Ce « nos / nous » c’est une communauté qu’il juge fracturée et souffrante. « Ici, dans le East Side, c’est la zone. Les gens l’évitent. Et avec raison. C’est plein de crackheads et d’itinérants qui préfèrent dormir dans les bandos plutôt que dans les refuges remplis de punaises. Juste hier – dit-il, en me pointant le commerce de spiritueux devant nous – un idiot est débarqué les poches pleines de gros billets. Il s’est fait knocker en un instant. Mais quand l’agresseur s’est emparé du magot, un type l’a tiré deux fois dans le ventre. Pak – Pak. J’te dis, les jeunes ne croient plus en rien. Tu les entends, toi aussi, les rafales de balles dans la nuit? » Je hoche de la tête par l’affirmative. « Tu penses que Trump veut régler notre misère?
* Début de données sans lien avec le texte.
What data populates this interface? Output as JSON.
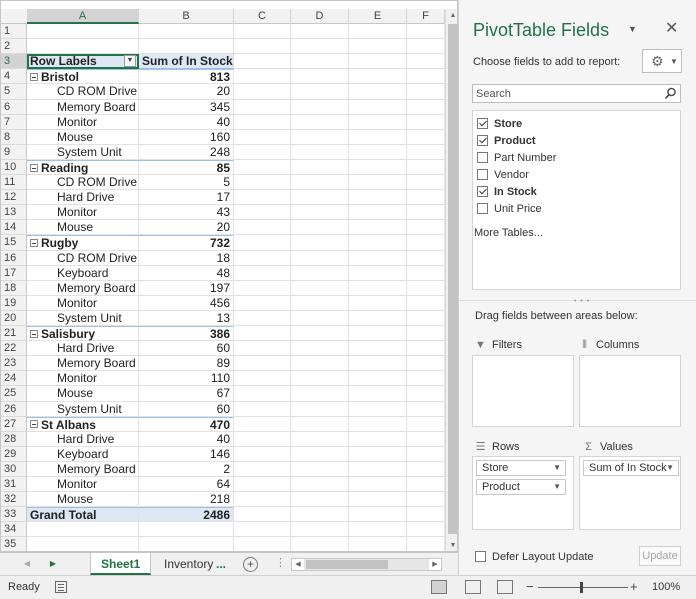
{
  "sheet": {
    "columns": [
      "A",
      "B",
      "C",
      "D",
      "E",
      "F"
    ],
    "rows": [
      {
        "n": "1",
        "a": "",
        "b": "",
        "kind": "empty"
      },
      {
        "n": "2",
        "a": "",
        "b": "",
        "kind": "empty"
      },
      {
        "n": "3",
        "a": "Row Labels",
        "b": "Sum of In Stock",
        "kind": "header"
      },
      {
        "n": "4",
        "a": "Bristol",
        "b": "813",
        "kind": "group"
      },
      {
        "n": "5",
        "a": "CD ROM Drive",
        "b": "20",
        "kind": "item"
      },
      {
        "n": "6",
        "a": "Memory Board",
        "b": "345",
        "kind": "item"
      },
      {
        "n": "7",
        "a": "Monitor",
        "b": "40",
        "kind": "item"
      },
      {
        "n": "8",
        "a": "Mouse",
        "b": "160",
        "kind": "item"
      },
      {
        "n": "9",
        "a": "System Unit",
        "b": "248",
        "kind": "item"
      },
      {
        "n": "10",
        "a": "Reading",
        "b": "85",
        "kind": "group"
      },
      {
        "n": "11",
        "a": "CD ROM Drive",
        "b": "5",
        "kind": "item"
      },
      {
        "n": "12",
        "a": "Hard Drive",
        "b": "17",
        "kind": "item"
      },
      {
        "n": "13",
        "a": "Monitor",
        "b": "43",
        "kind": "item"
      },
      {
        "n": "14",
        "a": "Mouse",
        "b": "20",
        "kind": "item"
      },
      {
        "n": "15",
        "a": "Rugby",
        "b": "732",
        "kind": "group"
      },
      {
        "n": "16",
        "a": "CD ROM Drive",
        "b": "18",
        "kind": "item"
      },
      {
        "n": "17",
        "a": "Keyboard",
        "b": "48",
        "kind": "item"
      },
      {
        "n": "18",
        "a": "Memory Board",
        "b": "197",
        "kind": "item"
      },
      {
        "n": "19",
        "a": "Monitor",
        "b": "456",
        "kind": "item"
      },
      {
        "n": "20",
        "a": "System Unit",
        "b": "13",
        "kind": "item"
      },
      {
        "n": "21",
        "a": "Salisbury",
        "b": "386",
        "kind": "group"
      },
      {
        "n": "22",
        "a": "Hard Drive",
        "b": "60",
        "kind": "item"
      },
      {
        "n": "23",
        "a": "Memory Board",
        "b": "89",
        "kind": "item"
      },
      {
        "n": "24",
        "a": "Monitor",
        "b": "110",
        "kind": "item"
      },
      {
        "n": "25",
        "a": "Mouse",
        "b": "67",
        "kind": "item"
      },
      {
        "n": "26",
        "a": "System Unit",
        "b": "60",
        "kind": "item"
      },
      {
        "n": "27",
        "a": "St Albans",
        "b": "470",
        "kind": "group"
      },
      {
        "n": "28",
        "a": "Hard Drive",
        "b": "40",
        "kind": "item"
      },
      {
        "n": "29",
        "a": "Keyboard",
        "b": "146",
        "kind": "item"
      },
      {
        "n": "30",
        "a": "Memory Board",
        "b": "2",
        "kind": "item"
      },
      {
        "n": "31",
        "a": "Monitor",
        "b": "64",
        "kind": "item"
      },
      {
        "n": "32",
        "a": "Mouse",
        "b": "218",
        "kind": "item"
      },
      {
        "n": "33",
        "a": "Grand Total",
        "b": "2486",
        "kind": "grand"
      },
      {
        "n": "34",
        "a": "",
        "b": "",
        "kind": "empty"
      },
      {
        "n": "35",
        "a": "",
        "b": "",
        "kind": "empty"
      }
    ]
  },
  "tabs": {
    "sheets": [
      "Sheet1",
      "Inventory"
    ],
    "more": "...",
    "add": "+",
    "dots": "⋮"
  },
  "status": {
    "ready": "Ready",
    "zoom": "100%",
    "minus": "−",
    "plus": "+"
  },
  "pane": {
    "title": "PivotTable Fields",
    "choose_label": "Choose fields to add to report:",
    "search_placeholder": "Search",
    "fields": [
      {
        "label": "Store",
        "checked": true
      },
      {
        "label": "Product",
        "checked": true
      },
      {
        "label": "Part Number",
        "checked": false
      },
      {
        "label": "Vendor",
        "checked": false
      },
      {
        "label": "In Stock",
        "checked": true
      },
      {
        "label": "Unit Price",
        "checked": false
      }
    ],
    "more_tables": "More Tables...",
    "drag_label": "Drag fields between areas below:",
    "areas": {
      "filters": "Filters",
      "columns": "Columns",
      "rows": "Rows",
      "values": "Values"
    },
    "rows_chips": [
      "Store",
      "Product"
    ],
    "values_chips": [
      "Sum of In Stock"
    ],
    "defer_label": "Defer Layout Update",
    "update_label": "Update"
  },
  "colors": {
    "accent": "#217346",
    "pivot_header_bg": "#dde8f4",
    "pivot_line": "#9bc2e6"
  }
}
Shiiit, il a été élu grâce à elle ».
John Paul
27 ans
.jpg)
Devant le nouveau café troisième vague d’un secteur post-industriel, John Paul achève une visioconférence avec sa copine. Il est en visite à Détroit. Son père a terminé en juin dernier des traitements de chimiothérapie, mais en raison de la pandémie, c’est la première fois qu’il peut venir le voir en toute sécurité. Il a quitté en 2012 pour Boston afin d’entreprendre des études en architecture. Après un séjour à New York, il réside maintenant à Los Angeles, où il prépare un documentaire sur la naissance des universités afro-américaines. Il pense parfois à revenir, mais ce ne sera pas pour tout de suite.
«Je ne crois pas une seconde au basculement dans la guerre civile que certaines plateformes promeuvent. La peur et la violence ont fait assez de mal à cette nation.»
Le lendemain de la journée où George Floyd s’est fait assassiner, il a pris un billet d’avion, direction Minneapolis pour tourner des images. « Le chaos, les pleurs, les commerces saccagés et l’odeur des lacrymos. C’est une période difficile à décrire, à se rappeler même. Triste et complexe. Peu importe le gagnant du 3 novembre, le pays ne va pas s’enfoncer dans une division plus profonde. Les positions sont si ancrées qu’elles ne peuvent que stagner. Je ne crois pas une seconde au basculement dans la guerre civile que certaines plateformes promeuvent. La peur et la violence ont fait assez de mal à cette nation ».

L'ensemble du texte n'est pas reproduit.